U.S. Department of State 2004 Trafficking in Persons Report - Colombia
|Publisher||United States Department of State|
|Author||Office to Monitor and Combat Trafficking in Persons|
|Publication Date||14 June 2004|
|Cite as||United States Department of State, U.S. Department of State 2004 Trafficking in Persons Report - Colombia, 14 June 2004, available at: http://www.refworld.org/docid/4680d82320.html [accessed 13 July 2014]|
Colombia (Tier 1)
Colombia is a major source and transit country for women and girls trafficked for sexual exploitation. Colombians are trafficked to Central America, Panama, the Caribbean (particularly the Netherlands Antilles), Japan, Singapore, and Europe (particularly Spain and the Netherlands). The Colombian government estimates that up to 50,000 of its citizens are in prostitution abroad, mainly in Western Europe and Japan; many of these persons are trafficked for sexual exploitation. There is significant internal trafficking for sexual exploitation in which victims are transported from rural to urban areas.
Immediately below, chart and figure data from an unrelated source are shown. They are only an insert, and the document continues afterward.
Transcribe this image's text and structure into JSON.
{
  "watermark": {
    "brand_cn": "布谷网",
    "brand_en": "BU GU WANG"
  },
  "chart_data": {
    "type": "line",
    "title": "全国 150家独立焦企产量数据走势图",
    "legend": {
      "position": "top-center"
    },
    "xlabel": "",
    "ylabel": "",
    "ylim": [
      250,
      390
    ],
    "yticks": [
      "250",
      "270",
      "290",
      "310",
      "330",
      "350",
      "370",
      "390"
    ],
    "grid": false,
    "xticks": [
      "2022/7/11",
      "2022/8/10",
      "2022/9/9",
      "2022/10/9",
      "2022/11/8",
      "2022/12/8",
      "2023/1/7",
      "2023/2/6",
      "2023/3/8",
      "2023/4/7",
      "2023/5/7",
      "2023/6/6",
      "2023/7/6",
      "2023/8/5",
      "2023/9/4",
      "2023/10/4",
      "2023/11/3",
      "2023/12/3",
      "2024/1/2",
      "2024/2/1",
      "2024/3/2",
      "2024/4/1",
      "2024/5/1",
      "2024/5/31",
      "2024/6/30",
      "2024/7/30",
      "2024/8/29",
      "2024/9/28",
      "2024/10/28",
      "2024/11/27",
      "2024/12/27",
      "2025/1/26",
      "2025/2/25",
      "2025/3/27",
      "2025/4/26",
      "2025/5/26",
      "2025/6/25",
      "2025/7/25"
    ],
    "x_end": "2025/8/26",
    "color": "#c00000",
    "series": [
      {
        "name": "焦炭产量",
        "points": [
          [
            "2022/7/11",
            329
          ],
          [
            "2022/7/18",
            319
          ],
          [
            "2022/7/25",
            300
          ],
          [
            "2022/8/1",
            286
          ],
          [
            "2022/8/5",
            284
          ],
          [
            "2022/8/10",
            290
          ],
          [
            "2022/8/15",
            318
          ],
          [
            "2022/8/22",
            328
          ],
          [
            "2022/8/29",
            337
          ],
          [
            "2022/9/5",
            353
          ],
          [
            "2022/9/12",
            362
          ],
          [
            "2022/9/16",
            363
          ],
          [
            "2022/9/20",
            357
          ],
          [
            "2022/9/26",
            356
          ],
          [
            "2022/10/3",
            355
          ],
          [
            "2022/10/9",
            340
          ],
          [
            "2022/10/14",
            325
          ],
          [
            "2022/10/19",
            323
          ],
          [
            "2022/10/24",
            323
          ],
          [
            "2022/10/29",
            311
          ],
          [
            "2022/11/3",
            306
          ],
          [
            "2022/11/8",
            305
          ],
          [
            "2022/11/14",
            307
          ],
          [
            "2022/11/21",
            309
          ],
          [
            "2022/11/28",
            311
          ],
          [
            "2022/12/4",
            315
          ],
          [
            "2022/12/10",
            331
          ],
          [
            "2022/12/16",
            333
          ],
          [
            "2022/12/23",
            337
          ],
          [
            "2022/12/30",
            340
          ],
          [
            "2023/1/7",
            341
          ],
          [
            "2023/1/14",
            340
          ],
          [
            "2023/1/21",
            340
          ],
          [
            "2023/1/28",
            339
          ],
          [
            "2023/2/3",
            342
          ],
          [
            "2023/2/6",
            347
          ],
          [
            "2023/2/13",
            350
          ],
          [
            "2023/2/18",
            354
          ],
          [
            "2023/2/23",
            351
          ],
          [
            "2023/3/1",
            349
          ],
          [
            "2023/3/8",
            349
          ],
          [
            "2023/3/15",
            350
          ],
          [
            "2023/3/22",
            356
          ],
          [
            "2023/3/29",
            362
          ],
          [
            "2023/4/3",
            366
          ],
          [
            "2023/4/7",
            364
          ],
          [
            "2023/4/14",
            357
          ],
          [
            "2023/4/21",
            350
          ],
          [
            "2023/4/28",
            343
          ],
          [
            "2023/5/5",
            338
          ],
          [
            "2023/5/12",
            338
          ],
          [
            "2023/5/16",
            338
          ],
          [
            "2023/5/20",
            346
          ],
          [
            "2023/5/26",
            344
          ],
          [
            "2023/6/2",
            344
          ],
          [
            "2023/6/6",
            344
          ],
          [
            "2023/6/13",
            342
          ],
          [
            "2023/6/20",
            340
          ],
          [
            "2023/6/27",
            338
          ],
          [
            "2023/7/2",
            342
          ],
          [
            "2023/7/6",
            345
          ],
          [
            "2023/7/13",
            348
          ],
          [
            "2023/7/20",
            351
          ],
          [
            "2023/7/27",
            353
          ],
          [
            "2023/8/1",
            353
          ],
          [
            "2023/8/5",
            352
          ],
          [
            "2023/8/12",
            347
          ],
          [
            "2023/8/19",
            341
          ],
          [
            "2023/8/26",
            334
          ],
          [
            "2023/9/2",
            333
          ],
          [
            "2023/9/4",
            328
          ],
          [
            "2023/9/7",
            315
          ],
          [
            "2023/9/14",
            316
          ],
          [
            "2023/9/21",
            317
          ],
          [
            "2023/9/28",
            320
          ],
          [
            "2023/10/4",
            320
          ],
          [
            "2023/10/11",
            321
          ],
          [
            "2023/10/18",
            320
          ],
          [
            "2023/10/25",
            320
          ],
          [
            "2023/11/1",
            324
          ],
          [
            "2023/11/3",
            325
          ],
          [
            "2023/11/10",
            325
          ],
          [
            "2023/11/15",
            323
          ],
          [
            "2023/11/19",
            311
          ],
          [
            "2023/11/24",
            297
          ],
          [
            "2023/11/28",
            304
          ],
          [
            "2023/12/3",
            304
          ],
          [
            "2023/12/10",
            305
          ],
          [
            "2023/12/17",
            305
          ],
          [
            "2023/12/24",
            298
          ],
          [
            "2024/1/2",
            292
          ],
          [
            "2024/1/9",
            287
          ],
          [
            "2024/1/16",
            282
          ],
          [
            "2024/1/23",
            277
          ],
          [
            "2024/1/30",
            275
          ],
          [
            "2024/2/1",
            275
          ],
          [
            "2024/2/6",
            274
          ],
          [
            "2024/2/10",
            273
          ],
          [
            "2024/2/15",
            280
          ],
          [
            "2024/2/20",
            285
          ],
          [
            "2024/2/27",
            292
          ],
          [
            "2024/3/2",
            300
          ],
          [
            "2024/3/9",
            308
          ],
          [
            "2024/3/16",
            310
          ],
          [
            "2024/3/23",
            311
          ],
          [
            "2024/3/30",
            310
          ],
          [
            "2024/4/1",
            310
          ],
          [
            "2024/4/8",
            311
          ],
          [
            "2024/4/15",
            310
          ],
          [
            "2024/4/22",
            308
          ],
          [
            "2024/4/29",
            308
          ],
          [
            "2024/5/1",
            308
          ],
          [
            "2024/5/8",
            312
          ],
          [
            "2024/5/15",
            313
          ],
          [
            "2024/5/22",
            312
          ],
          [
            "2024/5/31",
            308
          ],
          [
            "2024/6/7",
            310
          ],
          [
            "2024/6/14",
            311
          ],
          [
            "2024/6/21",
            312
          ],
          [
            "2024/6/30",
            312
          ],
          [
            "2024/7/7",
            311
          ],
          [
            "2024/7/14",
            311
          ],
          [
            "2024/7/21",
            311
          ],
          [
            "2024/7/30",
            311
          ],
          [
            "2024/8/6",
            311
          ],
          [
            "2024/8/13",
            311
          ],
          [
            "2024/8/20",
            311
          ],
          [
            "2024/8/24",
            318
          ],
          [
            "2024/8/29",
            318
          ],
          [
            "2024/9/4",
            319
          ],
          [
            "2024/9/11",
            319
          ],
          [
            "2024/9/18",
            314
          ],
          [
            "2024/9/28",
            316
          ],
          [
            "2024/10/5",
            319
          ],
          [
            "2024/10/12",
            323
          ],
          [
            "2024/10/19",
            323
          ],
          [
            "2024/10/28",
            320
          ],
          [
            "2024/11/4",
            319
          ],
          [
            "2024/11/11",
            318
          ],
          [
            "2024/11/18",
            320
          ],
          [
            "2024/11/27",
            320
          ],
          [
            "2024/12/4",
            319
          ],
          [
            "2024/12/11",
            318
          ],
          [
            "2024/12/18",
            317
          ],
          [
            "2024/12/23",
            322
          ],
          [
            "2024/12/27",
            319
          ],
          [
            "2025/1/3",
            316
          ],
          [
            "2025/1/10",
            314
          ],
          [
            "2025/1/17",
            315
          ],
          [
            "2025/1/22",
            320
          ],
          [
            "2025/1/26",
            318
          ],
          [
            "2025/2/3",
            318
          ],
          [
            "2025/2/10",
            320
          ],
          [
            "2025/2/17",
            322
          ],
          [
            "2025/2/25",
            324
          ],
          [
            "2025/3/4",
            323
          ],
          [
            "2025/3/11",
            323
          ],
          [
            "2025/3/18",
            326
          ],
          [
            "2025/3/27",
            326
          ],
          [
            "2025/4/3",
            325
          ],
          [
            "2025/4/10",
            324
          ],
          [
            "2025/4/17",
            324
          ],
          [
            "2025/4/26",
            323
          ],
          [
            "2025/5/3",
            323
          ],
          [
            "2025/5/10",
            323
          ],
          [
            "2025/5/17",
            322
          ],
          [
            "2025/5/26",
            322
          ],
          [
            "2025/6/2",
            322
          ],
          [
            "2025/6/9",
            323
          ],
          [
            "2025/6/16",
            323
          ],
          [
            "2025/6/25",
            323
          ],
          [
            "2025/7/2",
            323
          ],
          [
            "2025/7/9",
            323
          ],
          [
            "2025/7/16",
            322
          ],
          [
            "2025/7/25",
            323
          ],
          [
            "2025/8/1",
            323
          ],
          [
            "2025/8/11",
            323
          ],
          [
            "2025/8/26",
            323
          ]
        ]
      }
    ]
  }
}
Some Colombian men and boys are trafficked internally for forced labor, and the FARC terrorist organization carries out forced conscription of children for armed conflict.
The Government of Colombia fully complies with the minimum standards for the elimination of trafficking. The government has shown political will at the highest levels to address one of the largest national outflows of trafficking victims in the Western Hemisphere, brought about by a guerrilla insurgency and narco-criminal enterprises. In response, the government's inter-agency committee is a model for the hemisphere: coordinating prevention campaigns, promoting law enforcement, launching a criminal database, and facilitating intra-government cooperation.
Colombia has a comprehensive anti-trafficking law and an active enforcement strategy, the keystone of which is to reach out to police officials in destination countries to break up trafficking rings and prosecute traffickers. The government conducted six international operations that freed 14 women and led to the arrests of eight traffickers. Colombia's cross-border cooperation is excellent and should be expanded to Panama and Western Europe. In 2003, the government conducted 16 prosecutions resulting in several plea bargains and three convictions for trafficking offenses. There were another 306 investigations; this marked a 38% increase from the previous year.
The government recognizes the needs of victims and generally makes solid attempts to assist its citizens abroad and child victims at home. However, these efforts are inconsistent and hampered by a lack of resources. For example, some Colombian diplomatic missions, such as the embassy in Japan, have aggressively worked to help Colombian victims; others, such as the embassy in Panama, have not thoroughly pursued with Panamanian officials the need to rescue victims trafficked for sexual exploitation. The Ministry of Foreign Affairs needs to ensure that Colombian victims who want to return home are able to do so. Generally, only child victims of internal trafficking receive government assistance.
The government provides leadership and coordinates with a wide variety of institutions, including NGOs, in implementing its prevention strategy. The inter-agency committee has prepared information campaigns and helped ensure telephone hotlines function effectively. Colombian immigration officials monitor airports closely to seek out and warn potential trafficking victims before they depart; most trafficking victims travel by air. By comparison, Colombia's land border and seaports are poorly monitored. Colombia is faced with the formidable challenge of organized crime luring its citizens abroad, particularly to Western Europe and Japan. Despite prevention efforts, this outbound trafficking continues largely unabated. Destination countries need to work more closely with the Colombian government to stem this flow.